Here are the passing defense DVOA rankings of the three teams he’s faced so far: 30th, 22nd, 28th. Green has played some of the worst secondaries in the league and still has caught only 55 percent of his targets. Tennessee has given up 7.8 yards per pass this fall, but when Green had the ball thrown his way in Week 1 that number fell to 4.2. The Jaguars, so utterly shellshocked by Green’s 100-yard day in Week 3, traded former first round cornerback C.J. Henderson to the Panthers for spare parts less than 24 hours later.

If Green does build on Week 3’s success, he could run into some of the same problems that limited him at the end of his tenure in Cincinnati. Murray tried hard to incorporate him early and often in the season opener against Tennessee, but the veteran struggled to create separation, ultimately disappointing on a day where his quarterback was otherwise on fire (five total touchdowns).

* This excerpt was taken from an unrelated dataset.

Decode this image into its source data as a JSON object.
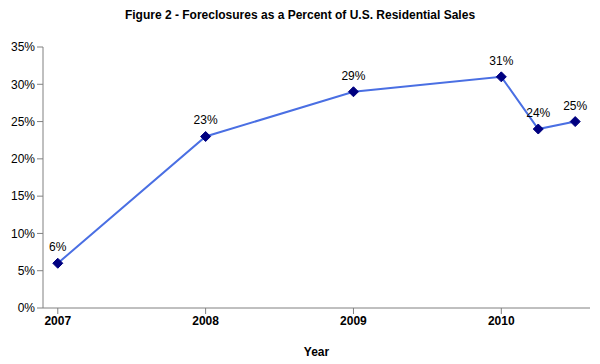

Again, this was against the league’s 30th-ranked passing defense. It’s not uncommon. Through three weeks his 2.4 yards of separation per target ranks in the bottom 25 percent of qualified NFL wideouts and tight ends. For comparison, Hopkins averages 3.4 yards of separation. Moore clocks in at 5.8.

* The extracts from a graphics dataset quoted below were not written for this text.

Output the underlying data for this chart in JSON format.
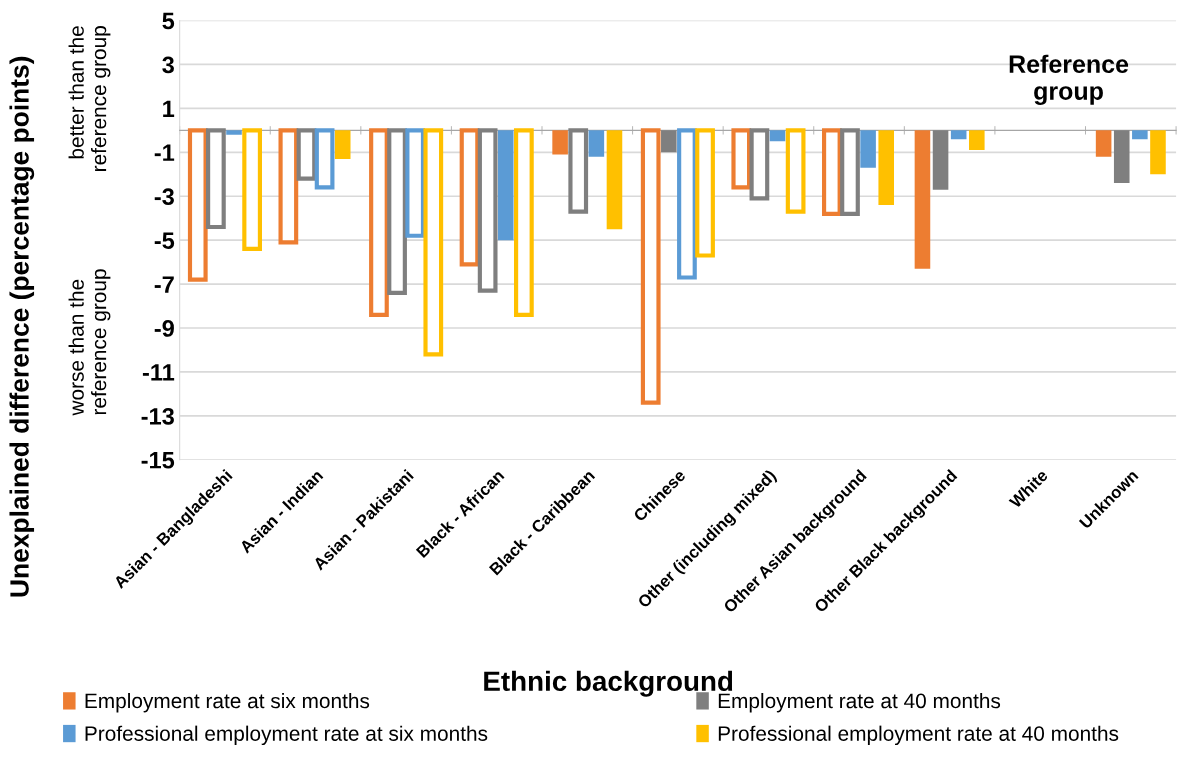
{
  "chart_data": {
    "type": "bar",
    "ylabel": "Unexplained difference (percentage points)",
    "xlabel": "Ethnic background",
    "categories": [
      "Asian - Bangladeshi",
      "Asian - Indian",
      "Asian - Pakistani",
      "Black - African",
      "Black - Caribbean",
      "Chinese",
      "Other (including mixed)",
      "Other Asian background",
      "Other Black background",
      "White",
      "Unknown"
    ],
    "series": [
      {
        "name": "Employment rate at six months",
        "color": "#ed7d31",
        "values": [
          -6.8,
          -5.1,
          -8.4,
          -6.1,
          -1.1,
          -12.4,
          -2.6,
          -3.8,
          -6.3,
          null,
          -1.2
        ],
        "colors": [
          "#ffffff",
          "#ffffff",
          "#ffffff",
          "#ffffff",
          "#ed7d31",
          "#ffffff",
          "#ffffff",
          "#ffffff",
          "#ed7d31",
          "#ed7d31",
          "#ed7d31"
        ]
      },
      {
        "name": "Employment rate at 40 months",
        "color": "#7f7f7f",
        "values": [
          -4.4,
          -2.2,
          -7.4,
          -7.3,
          -3.7,
          -1.0,
          -3.1,
          -3.8,
          -2.7,
          null,
          -2.4
        ],
        "colors": [
          "#ffffff",
          "#ffffff",
          "#ffffff",
          "#ffffff",
          "#ffffff",
          "#7f7f7f",
          "#ffffff",
          "#ffffff",
          "#7f7f7f",
          "#7f7f7f",
          "#7f7f7f"
        ]
      },
      {
        "name": "Professional employment rate at six months",
        "color": "#5b9bd5",
        "values": [
          -0.2,
          -2.6,
          -4.8,
          -5.0,
          -1.2,
          -6.7,
          -0.5,
          -1.7,
          -0.4,
          null,
          -0.4
        ],
        "colors": [
          "#5b9bd5",
          "#ffffff",
          "#ffffff",
          "#5b9bd5",
          "#5b9bd5",
          "#ffffff",
          "#5b9bd5",
          "#5b9bd5",
          "#5b9bd5",
          "#5b9bd5",
          "#5b9bd5"
        ]
      },
      {
        "name": "Professional employment rate at 40 months",
        "color": "#ffc000",
        "values": [
          -5.4,
          -1.3,
          -10.2,
          -8.4,
          -4.5,
          -5.7,
          -3.7,
          -3.4,
          -0.9,
          null,
          -2.0
        ],
        "colors": [
          "#ffffff",
          "#ffc000",
          "#ffffff",
          "#ffffff",
          "#ffc000",
          "#ffffff",
          "#ffffff",
          "#ffc000",
          "#ffc000",
          "#ffc000",
          "#ffc000"
        ]
      }
    ],
    "ylim": [
      -15,
      5
    ],
    "yticks": [
      5,
      3,
      1,
      -1,
      -3,
      -5,
      -7,
      -9,
      -11,
      -13,
      -15
    ],
    "grid": "y",
    "legend": "bottom",
    "annotations": [
      "Reference group",
      "better than the reference group",
      "worse than the reference group"
    ]
  }
}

If things aren’t working early, Murray’s content to shuffle his veteran down the ranks. Green had only one target after halftime in Week 1. He’s also been the victim of frustrating unforced errors. He’s already got two drops in 18 targets. He also wiped out a potential first down early in Nashville by straight-up forgetting where the sideline was:

The verdict

Green isn’t the 1,400-yard receiving threat he was in his prime, but he’s still a valuable part of Kingsbury’s passing offense and, for our purposes, a viable back-end fantasy wideout. While his mental miscues are concerning, I’m fine with chalking that up to the last bit of Bengal orange draining from his system. Green won’t drop 11 percent of his passes going forward, but he’s also got a lot more contested balls coming his way due to his waning separation.

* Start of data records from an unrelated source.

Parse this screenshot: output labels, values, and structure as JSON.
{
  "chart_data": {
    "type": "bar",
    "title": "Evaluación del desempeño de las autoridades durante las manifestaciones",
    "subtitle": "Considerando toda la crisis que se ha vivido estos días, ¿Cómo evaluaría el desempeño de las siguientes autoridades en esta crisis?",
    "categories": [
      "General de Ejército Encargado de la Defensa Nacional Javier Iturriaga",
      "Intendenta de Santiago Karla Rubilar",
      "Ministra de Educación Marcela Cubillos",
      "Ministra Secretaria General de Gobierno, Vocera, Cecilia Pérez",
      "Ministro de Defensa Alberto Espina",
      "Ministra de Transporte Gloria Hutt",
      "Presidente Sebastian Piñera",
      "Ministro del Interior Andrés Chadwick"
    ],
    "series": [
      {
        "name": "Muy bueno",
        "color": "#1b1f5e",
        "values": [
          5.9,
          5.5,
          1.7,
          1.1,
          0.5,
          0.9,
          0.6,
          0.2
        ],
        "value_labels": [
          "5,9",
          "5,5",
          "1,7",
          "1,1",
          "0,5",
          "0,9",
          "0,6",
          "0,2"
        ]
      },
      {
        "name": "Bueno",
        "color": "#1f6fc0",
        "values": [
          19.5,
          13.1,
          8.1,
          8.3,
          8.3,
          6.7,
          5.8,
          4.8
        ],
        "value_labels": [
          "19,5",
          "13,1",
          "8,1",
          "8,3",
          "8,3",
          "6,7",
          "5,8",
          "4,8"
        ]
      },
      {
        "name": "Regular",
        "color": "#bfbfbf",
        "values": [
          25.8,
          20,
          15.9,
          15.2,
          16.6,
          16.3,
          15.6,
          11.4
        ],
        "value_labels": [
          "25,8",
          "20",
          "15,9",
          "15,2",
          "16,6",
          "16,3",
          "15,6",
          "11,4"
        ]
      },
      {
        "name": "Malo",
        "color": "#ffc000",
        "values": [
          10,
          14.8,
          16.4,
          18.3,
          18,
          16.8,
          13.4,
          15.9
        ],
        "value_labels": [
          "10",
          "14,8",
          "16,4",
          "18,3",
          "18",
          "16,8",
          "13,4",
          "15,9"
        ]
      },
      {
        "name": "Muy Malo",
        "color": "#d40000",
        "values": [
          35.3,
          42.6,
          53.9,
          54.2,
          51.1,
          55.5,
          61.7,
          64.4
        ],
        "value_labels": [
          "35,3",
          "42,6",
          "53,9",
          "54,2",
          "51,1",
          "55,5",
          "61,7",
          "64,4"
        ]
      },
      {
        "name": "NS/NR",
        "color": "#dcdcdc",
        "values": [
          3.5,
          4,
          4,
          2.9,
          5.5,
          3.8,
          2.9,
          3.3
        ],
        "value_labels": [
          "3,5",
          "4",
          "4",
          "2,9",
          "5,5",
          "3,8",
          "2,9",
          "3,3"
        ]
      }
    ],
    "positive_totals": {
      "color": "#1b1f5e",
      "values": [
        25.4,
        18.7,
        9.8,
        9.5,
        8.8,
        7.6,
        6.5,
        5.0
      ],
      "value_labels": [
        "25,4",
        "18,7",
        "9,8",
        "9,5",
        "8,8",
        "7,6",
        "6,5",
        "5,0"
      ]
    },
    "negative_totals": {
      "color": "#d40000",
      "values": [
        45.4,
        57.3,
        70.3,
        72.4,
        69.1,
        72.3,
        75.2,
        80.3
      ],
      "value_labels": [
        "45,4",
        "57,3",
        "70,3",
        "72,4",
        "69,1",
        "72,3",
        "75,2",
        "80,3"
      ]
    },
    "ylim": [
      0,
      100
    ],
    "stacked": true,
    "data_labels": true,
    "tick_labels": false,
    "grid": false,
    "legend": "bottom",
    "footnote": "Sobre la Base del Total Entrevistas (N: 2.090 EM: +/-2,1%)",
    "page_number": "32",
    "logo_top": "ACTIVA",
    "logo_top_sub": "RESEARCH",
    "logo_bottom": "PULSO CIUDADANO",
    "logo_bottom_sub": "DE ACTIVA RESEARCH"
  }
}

Still, Murray is intent on incorporating his veteran wideout into the passing attack. The Cardinals are gonna throw the hell out of the ball in challenging games, as evidenced by their 39 dropbacks in Week 2’s battle with the Vikings. Even if Green is the third or fourth man up, it’s clear he’s going to get targets.

As long as he’s roasting zone coverage or Jaguars-level defensive backs and not getting bodied by elite man-to-man corners, he’ll be fine.